I seem to recall Agatha Christie does this often. The endings of her books will focus on Poirot, but not on his thoughts, but usually on how someone else sees him, usually Hastings or the murderer. Colin Dexter did the same thing at the end of Jewel That Was Ours.
"At the Trout Inn, the frogmen had given it four days, then called off the search for the Wolvercote Tongue. Sensibly so, as Eddie Stratton (now facing charges of perjury and perverting the course of justice) could have told them from the beginning. It had been a sort of back-up insurance, really—prising out that single remaining ruby, and hiding it privily beneath the white-silk lining of Laura’s coffin.
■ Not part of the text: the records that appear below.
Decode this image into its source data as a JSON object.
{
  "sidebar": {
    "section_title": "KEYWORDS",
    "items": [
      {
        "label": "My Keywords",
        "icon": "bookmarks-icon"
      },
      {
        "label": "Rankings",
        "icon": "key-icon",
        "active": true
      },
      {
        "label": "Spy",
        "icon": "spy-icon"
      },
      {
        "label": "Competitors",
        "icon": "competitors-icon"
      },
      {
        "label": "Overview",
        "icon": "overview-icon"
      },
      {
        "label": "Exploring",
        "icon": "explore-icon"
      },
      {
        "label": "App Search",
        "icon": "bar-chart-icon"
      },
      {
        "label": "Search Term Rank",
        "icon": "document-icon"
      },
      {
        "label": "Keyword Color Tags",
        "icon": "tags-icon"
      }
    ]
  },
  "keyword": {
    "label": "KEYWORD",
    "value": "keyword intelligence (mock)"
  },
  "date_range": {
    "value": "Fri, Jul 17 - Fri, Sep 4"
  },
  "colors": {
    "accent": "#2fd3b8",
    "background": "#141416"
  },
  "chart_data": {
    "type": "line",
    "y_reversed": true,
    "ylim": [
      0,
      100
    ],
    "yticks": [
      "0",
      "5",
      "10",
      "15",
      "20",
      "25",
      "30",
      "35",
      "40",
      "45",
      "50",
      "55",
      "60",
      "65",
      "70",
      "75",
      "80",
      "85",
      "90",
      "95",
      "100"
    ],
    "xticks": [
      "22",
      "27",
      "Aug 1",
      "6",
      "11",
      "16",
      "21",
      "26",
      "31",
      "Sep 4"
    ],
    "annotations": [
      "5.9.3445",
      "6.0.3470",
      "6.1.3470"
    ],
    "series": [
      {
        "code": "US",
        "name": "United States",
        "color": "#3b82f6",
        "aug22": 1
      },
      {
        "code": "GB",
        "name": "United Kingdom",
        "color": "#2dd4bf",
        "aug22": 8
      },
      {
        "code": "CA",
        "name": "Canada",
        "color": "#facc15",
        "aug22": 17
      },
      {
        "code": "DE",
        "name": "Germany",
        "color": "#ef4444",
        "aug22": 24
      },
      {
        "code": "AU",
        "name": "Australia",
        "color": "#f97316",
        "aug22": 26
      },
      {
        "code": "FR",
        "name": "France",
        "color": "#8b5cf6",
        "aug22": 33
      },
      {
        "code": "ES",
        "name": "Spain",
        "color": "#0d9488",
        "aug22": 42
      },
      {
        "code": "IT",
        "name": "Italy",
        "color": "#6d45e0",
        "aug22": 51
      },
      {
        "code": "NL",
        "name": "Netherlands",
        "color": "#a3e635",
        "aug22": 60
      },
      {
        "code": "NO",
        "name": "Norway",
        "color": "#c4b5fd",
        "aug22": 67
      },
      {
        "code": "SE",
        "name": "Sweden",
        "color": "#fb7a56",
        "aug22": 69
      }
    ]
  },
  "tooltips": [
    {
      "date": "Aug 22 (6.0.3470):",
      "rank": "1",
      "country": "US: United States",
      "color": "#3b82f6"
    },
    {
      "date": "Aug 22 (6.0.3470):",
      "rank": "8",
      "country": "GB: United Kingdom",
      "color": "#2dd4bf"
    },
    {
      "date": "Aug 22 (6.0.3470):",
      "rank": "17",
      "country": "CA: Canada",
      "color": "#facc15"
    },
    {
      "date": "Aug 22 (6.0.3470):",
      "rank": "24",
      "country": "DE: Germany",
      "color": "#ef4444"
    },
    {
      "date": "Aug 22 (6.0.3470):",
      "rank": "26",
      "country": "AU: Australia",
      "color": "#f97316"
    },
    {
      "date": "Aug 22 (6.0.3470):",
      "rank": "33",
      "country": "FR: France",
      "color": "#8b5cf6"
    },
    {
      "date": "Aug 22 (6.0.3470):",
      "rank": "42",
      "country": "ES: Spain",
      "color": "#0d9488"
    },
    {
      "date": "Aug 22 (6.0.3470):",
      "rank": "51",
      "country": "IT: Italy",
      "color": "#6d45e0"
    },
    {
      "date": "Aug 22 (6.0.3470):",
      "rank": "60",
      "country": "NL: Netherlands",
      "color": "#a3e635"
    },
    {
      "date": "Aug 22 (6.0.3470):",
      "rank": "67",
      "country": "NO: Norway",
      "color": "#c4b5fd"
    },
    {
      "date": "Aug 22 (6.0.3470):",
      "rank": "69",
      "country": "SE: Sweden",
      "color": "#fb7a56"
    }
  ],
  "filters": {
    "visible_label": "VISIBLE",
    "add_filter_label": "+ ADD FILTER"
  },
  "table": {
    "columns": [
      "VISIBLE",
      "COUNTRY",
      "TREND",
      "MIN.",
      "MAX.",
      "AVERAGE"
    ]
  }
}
In New York his plans had been thwarted, but the jewel would still be there, would it not? Whenever, wherever they finally buried her. Was anyone ever likely to suspect such duplicity, such ghoulish duplicity? Surely not. Surely not, reflected Stratton. Yet he found himself remembering the man who had been in charge of things. Yes, just the one man, perhaps …"
Colin Dexter - Jewel That Was Ours
At the first reading I don't like it. Once I re-read it, copy it and paste it in the blog, I do. Give that reader a reason to want to come back and read more. Just as he keeps the policy to provide a slight cliff-hanger at the end of every chapter, why not do the same at the end of the book. A bit of intrigue, a mote of mystery, an aire of awe to compel the reader to want to know more, but more importantly to buy that next book.